Instructions:Type the correct answer in the box. Use numerals instead of words. If necessary, use / for the fraction bar.

The difference of the range and the interquartile range of the data set represented by the box plot is .

Answer 1

Answer:

The he difference of the range and the interquartile range of the data set is 10.

Step-by-step explanation:

The left end point of the line is lower limit and the right end point of the line is upper limit.
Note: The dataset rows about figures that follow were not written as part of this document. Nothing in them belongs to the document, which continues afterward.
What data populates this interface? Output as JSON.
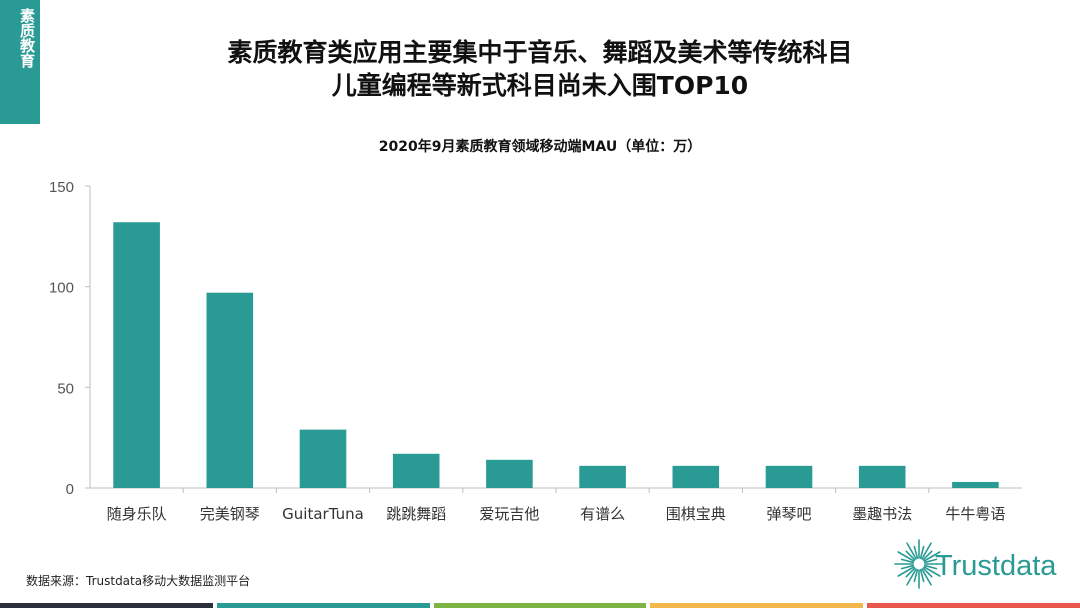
{
  "side_tab": {
    "label": "素质教育",
    "color": "#2a9a94"
  },
  "header": {
    "title_line1": "素质教育类应用主要集中于音乐、舞蹈及美术等传统科目",
    "title_line2": "儿童编程等新式科目尚未入围TOP10"
  },
  "chart_data": {
    "type": "bar",
    "title": "2020年9月素质教育领域移动端MAU（单位：万）",
    "categories": [
      "随身乐队",
      "完美钢琴",
      "GuitarTuna",
      "跳跳舞蹈",
      "爱玩吉他",
      "有谱么",
      "围棋宝典",
      "弹琴吧",
      "墨趣书法",
      "牛牛粤语"
    ],
    "values": [
      132,
      97,
      29,
      17,
      14,
      11,
      11,
      11,
      11,
      3
    ],
    "y_ticks": [
      "0",
      "50",
      "100",
      "150"
    ],
    "ylim": [
      0,
      150
    ],
    "bar_color": "#2a9a94",
    "grid": false,
    "legend": "none"
  },
  "footer": {
    "source": "数据来源：Trustdata移动大数据监测平台",
    "logo_text": "Trustdata",
    "bar_colors": [
      "#2a2f3a",
      "#2a9a94",
      "#7cb342",
      "#f2b84b",
      "#e9574c"
    ]
  }
}
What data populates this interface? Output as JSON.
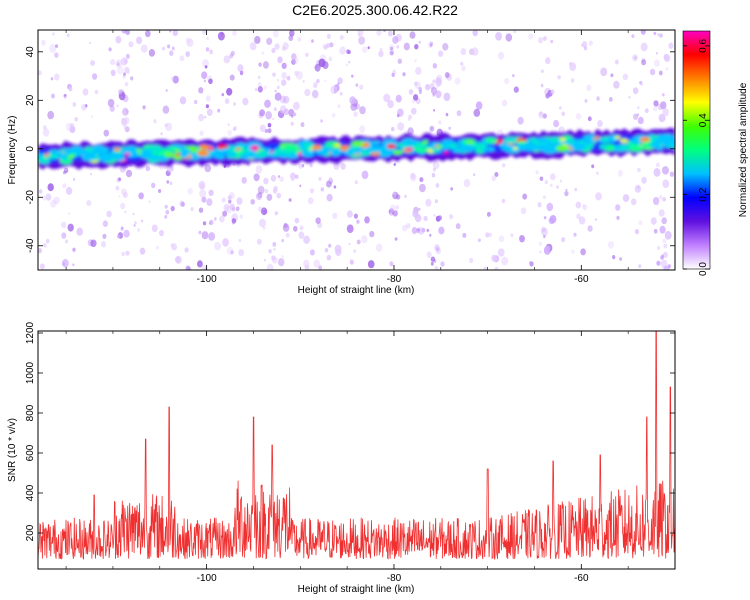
{
  "title": "C2E6.2025.300.06.42.R22",
  "chart_data": [
    {
      "type": "heatmap",
      "name": "spectrogram",
      "title": "C2E6.2025.300.06.42.R22",
      "xlabel": "Height of straight line (km)",
      "ylabel": "Frequency (Hz)",
      "xlim": [
        -118,
        -50
      ],
      "ylim": [
        -50,
        49
      ],
      "xticks": [
        -100,
        -80,
        -60
      ],
      "yticks": [
        -40,
        -20,
        0,
        20,
        40
      ],
      "band": {
        "center_hz_start": -3,
        "center_hz_end": 3,
        "half_width_hz": 5
      },
      "colorbar": {
        "label": "Normalized spectral amplitude",
        "range": [
          0,
          0.64
        ],
        "ticks": [
          0.0,
          0.2,
          0.4,
          0.6
        ],
        "colormap": [
          "#ffffff",
          "#c080ff",
          "#6010e0",
          "#0000ff",
          "#00c0ff",
          "#00ff80",
          "#40ff00",
          "#ffff00",
          "#ff8000",
          "#ff0000",
          "#ff00c0"
        ]
      }
    },
    {
      "type": "line",
      "name": "snr",
      "xlabel": "Height of straight line (km)",
      "ylabel": "SNR (10 * v/v)",
      "xlim": [
        -118,
        -50
      ],
      "ylim": [
        20,
        1210
      ],
      "xticks": [
        -100,
        -80,
        -60
      ],
      "yticks": [
        200,
        400,
        600,
        800,
        1000,
        1200
      ],
      "line_color": "#f03030",
      "num_samples": 1300,
      "peaks": [
        {
          "x": -112,
          "y": 390
        },
        {
          "x": -106.5,
          "y": 670
        },
        {
          "x": -104,
          "y": 830
        },
        {
          "x": -95,
          "y": 780
        },
        {
          "x": -93,
          "y": 640
        },
        {
          "x": -70,
          "y": 520
        },
        {
          "x": -63,
          "y": 560
        },
        {
          "x": -58,
          "y": 590
        },
        {
          "x": -53,
          "y": 780
        },
        {
          "x": -52,
          "y": 1210
        },
        {
          "x": -50.5,
          "y": 930
        }
      ]
    }
  ]
}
The left end of the box represent Q₁ and right end of the box represent Q₃. The point between Q₁ and  Q₃ represent median.

From the given box plot it is noticed that

$\text{Lower limit}=16$

$Q_1=21$

$\text{Median}=26$

$Q_3=29$

$\text{Upper limit}=34$

The range of the data is

$Range=\text{Upper limit}-\text{Lower limit}=34-16=18$

The interquartile range of the data is

$\text{Interquartile Range}=Q_3-Q_1=29-21=8$

The difference of the range and the interquartile range of the data set is

$D=\text{Range}-\text{Interquartile Range}=18-8=10$

Therefore the difference of the range and the interquartile range of the data set is 10.

Answer 2

Answer:

R-IQR = 10

Step-by-step explanation:

R = 34 - 16

R = 18

IQR = 29 - 21

IQR = 8

18 - 8 = 10